Hampstead has some impressive residences, but it seems to me there is a slight ‘keeping up with the Joneses’ aspect to the proliferation of blue plaques, with many dedicated to slightly obscure historical figures.
Along the Spaniards Road, where the road curves and narrows into Hampstead Lane, sits the Spaniards inn. The structure was built in the 1580s but first operated as an inn during the early eighteenth century. Some say the famous highwayman Dick Turpin used the Spaniards as a hideout, and apparently he still does, as his ghost is rumoured to haunt the bar where there is a framed pistol ball ‘fired by him’.
The inn has many artistic connections. The Romantic poets Blake, Byron and Keats are all said to have drunk here. Indeed, Keats’s famous ‘Ode to a Nightingale’ is said to have been written at the inn. British rock band the Faces claim to have formed at the Spaniards.
The Spaniards inn faces the grounds of Kenwood House. This historic residence was designed in the eighteenth century by the architect Robert Adam, with gardens by Humphry Repton. A place with superb views of London, its beauty made ‘Mickey and Jack Bear’ very happy, according to a plaque on a garden bench.

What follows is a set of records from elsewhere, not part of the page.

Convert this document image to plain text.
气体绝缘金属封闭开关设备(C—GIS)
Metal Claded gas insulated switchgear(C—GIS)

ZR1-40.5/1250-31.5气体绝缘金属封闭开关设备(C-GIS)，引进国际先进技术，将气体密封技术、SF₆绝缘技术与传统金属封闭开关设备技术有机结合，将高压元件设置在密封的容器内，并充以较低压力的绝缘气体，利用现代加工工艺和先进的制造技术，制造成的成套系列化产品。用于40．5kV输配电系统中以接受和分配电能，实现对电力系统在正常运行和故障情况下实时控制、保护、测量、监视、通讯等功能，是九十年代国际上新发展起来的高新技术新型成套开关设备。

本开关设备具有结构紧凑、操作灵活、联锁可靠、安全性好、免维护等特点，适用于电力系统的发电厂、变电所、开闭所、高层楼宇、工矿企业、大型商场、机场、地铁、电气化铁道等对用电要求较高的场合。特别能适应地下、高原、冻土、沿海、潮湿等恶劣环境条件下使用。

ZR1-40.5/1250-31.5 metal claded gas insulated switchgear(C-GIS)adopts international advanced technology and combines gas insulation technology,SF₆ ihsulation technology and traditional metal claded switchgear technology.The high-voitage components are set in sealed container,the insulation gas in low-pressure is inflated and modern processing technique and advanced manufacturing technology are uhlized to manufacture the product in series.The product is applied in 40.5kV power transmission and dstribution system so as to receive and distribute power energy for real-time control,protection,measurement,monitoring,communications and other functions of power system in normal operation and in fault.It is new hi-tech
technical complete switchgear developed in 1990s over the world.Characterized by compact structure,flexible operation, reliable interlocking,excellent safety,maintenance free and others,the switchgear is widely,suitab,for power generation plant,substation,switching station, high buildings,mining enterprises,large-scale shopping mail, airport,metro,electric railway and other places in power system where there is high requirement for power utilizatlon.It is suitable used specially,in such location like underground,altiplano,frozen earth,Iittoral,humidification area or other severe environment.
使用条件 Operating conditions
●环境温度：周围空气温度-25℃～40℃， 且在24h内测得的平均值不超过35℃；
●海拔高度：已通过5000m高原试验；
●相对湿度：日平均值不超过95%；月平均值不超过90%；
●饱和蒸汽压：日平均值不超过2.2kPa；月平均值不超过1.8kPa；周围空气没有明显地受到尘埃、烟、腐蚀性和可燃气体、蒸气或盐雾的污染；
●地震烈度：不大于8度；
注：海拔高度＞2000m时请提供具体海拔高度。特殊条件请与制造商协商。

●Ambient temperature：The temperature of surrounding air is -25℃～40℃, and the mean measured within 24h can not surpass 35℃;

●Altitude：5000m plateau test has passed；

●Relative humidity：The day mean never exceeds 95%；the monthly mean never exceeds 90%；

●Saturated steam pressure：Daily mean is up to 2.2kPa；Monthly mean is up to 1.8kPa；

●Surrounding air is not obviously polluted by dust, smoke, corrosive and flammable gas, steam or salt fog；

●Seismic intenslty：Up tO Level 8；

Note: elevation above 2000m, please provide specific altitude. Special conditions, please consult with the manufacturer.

The black slave girl Dido Elizabeth Belle lived at Kenwood House for thirty-one years. Born in 1761, the daughter of British naval officer Sir John Lindsay, she was adopted by his uncle, the 1st Earl of Mansfield, who owned Kenwood House. As Lord Chief Justice he presided over several notable trials that influenced the abolitionist cause. Dido Belle was officially granted freedom on his death in 1793. After complaints from Hampstead residents in 2006, Kenwood sadly ended its famous series of classical summer concerts.